To start off, you’ll need a computational model to calibrate. This model will be used to run the simulations with varying inputs (cf next section).

You can also add an Output Set, if there are outputs of the model you’d like to observe. Note that unlike the scorings, which may also be output as scalar results, the output set will not be used for the optimization, but only for visualization.

You can also add Protocol arms, in order to run your model in several different circumstances (typically, different types of experiments, or different doses of a trial).

### Inputs to calibrate

The inputs to calibrate are the model components that will be used for the optimization of the weighted score. You will need to select here the parameters, species or compartments for which the values (respectively initial condition or volume) are unknown. You also need to ensure that the selected inputs actually have an impact on the outpurs you want to optimize: you can use the contribution analysis tool for that.

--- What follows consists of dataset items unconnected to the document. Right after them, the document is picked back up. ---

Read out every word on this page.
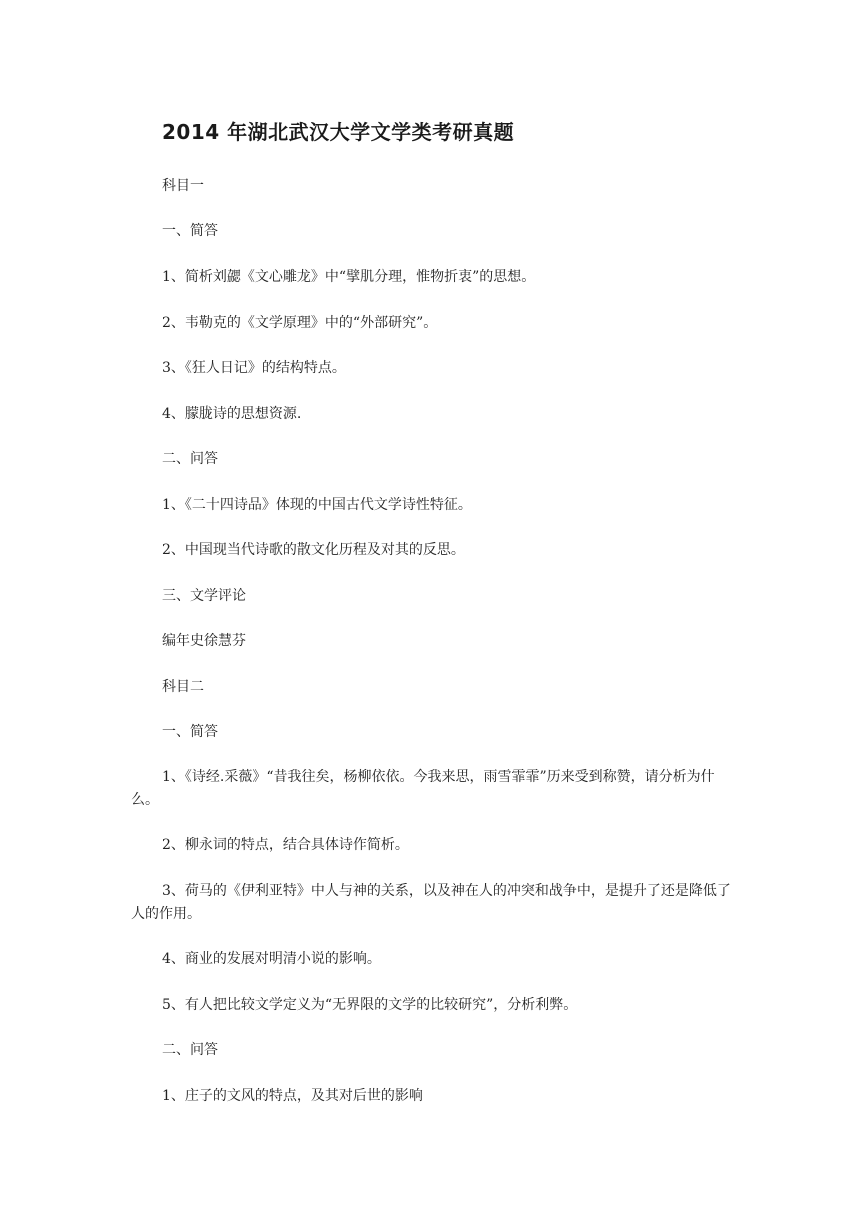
2014 年湖北武汉大学文学类考研真题
科目一
一、简答
1、简析刘勰《文心雕龙》中“擘肌分理，惟物折衷”的思想。
2、韦勒克的《文学原理》中的“外部研究”。
3、《狂人日记》的结构特点。
4、朦胧诗的思想资源.
二、问答
1、《二十四诗品》体现的中国古代文学诗性特征。
2、中国现当代诗歌的散文化历程及对其的反思。
三、文学评论
编年史徐慧芬
科目二
一、简答
1、《诗经.采薇》“昔我往矣，杨柳依依。今我来思，雨雪霏霏”历来受到称赞，请分析为什么。
2、柳永词的特点，结合具体诗作简析。
3、荷马的《伊利亚特》中人与神的关系，以及神在人的冲突和战争中，是提升了还是降低了人的作用。
4、商业的发展对明清小说的影响。
5、有人把比较文学定义为“无界限的文学的比较研究”，分析利弊。
二、问答
1、庄子的文风的特点，及其对后世的影响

For each selected input, you need to define:

The mean and SD: the default values are taken from your CM, and will be used to define a normal distribution from which the patients for the first iteration will be drawn.

The bounds are used in the calibration to penalize unacceptable values of a given parameter, typically to avoid wrong behaviors of the model, such as a KM parameter becoming negative.

For parameters that you need to explore on a large range, you can use a log transformation. In that case, In that case we perform a change of variables and calibrate the log of the parameter. This means in particular that the the mean and SD values are those of the log (i.e. you should put a mean of 1 if you want your parameter to be sampled around 10).

Adding too many inputs to calibrate or very wide ranges will lead to the parameter space to explore being huge, and therefore maybe not fully explored. On the other hand, having a too small parameter space may not allow you to optimize your weighted score. It is usually recommended to have 3 to 10 inputs to calibrate, possibly by doing several iterative calibration steps.